If seasons have color, then the winter must be red and white. In December, the white-beard Santa Claus wears red suite; In January Chinese people celebrate their lunar New Year in red. This week's course is about Chinese New Year. Such a nice coincidence! The first snow of this year dropped on that Tuesday in Paris while I was preparing presentation about this culture event. The buildings outside my window were covered in white snow, but the screens of my computer were all in New Year red.
How can I introduce this most important holiday to students in Chinese? I prepared the course in five parts, including one manual activity:
1. What is the Chinese New Year?
2. How did it come?
3. How to celebrate the Chinese New Year?
4. What to eat at Chinese New Year Eve?
5. Activity: New Year greetings and making paper dragons.
I plan to introduce why the Chinese New Year is called "Spring Festival», how to calculate the Chinese New Year date by using the Lunar Calendar, why the Chinese New Year lasts 15 days, how the 12 Zodiac associated with the Spring Festival, how 2019 Year of the Pig comes and the customs and food of the Spring Festival. I try to use pictures, videos as visually support to better illustrate the concept to children. Regarding the origin of the Spring Festival, I used the audio e-book "The Story of the Year" on the hihilulu platform as visual support. In addition, I prepared all necessary materials for making paper dragons.
With the rich new year courseware and heavy materials, we started our third course from the introduction of Chinese red for new year celebration. I then showed the pictogram of the character “春 “(Spring in Chinese). Kids were so excited to guess the meaning of each radical. Yea, I was not even least surprised: they found all components “grass, sun, grain”. Naturally, kids got the form of the Character CHUN, as well as the meaning of Spring Festival. From the waxing waning of moon displayed on lunar calendar, kids understand why the new year celebration in China lasts for 15 days. The next fun part was to guess the oracles of 12 zodiac signs and identify the zodiac sign of each students while repeating the name and years in Chinese. Students were super active and engaging, holding hands up for showing their answers. we successfully completed this game of “search and match” Chinese oracle and signs.

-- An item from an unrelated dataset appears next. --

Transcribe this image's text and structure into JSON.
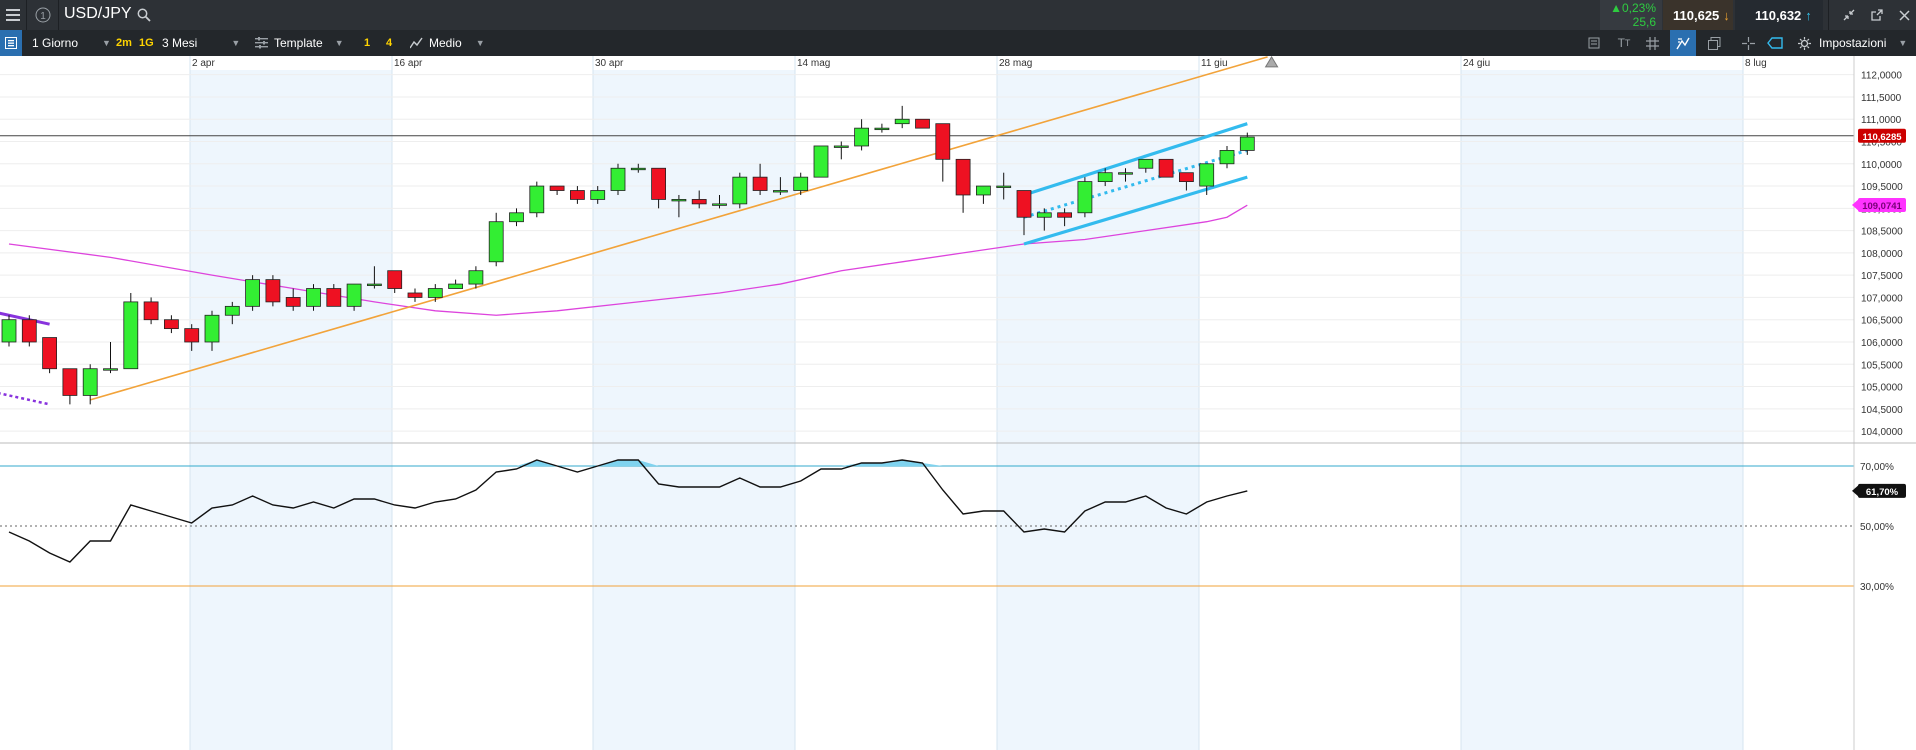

The classical content about Chinese New Year is the story of Monster Nian (year). We watched an E-book story about Nian on hihilulu. After watching the video, I asked the students to recite the story of Nian according to their understanding. No worry! Though Chinese language used in the story in is much beyond their Chinese level, everybody wanted to give me a version of Nian story, which were pretty much close to the details. To correct some of their misunderstanding, I showed a 1-minute French video by FranceTV, which makes a simple humorous sketch about Chinese New Year. The course went on with Q&A. With the help of two videos, the students got straight to the answer of food and traditions (I repeated those terms in Chinese).
The crown jewel of this course was to making paper dragons! Three groups, three gorgeous dragons! The body of dragons were made by hard cardboard, which were decorated with Chinese characters learnt during the three courses. I helped students to make the dragon head, wear the dragon body, and fix the dragon dance stick. Each group proudly made a small tour of parade inside school building and showed dragon specially to the students at K1 classes. At the end, students didn’t want to finish the class and continued to draw details. I saw, they are proud of themselves.
Each Friday afternoon passed so quickly! My students learnt key words of Spring Festival, the history of Chinese New Year, the origin of Zodiac and they made beautiful paper dragons! Surely, they got their little treats---the Lucky Snacks and White Rabbit Candy (we ate when we were young during the Spring Festival). I seemingly felt the steps of Spring Festival…hope they also could feel the blessings of spring.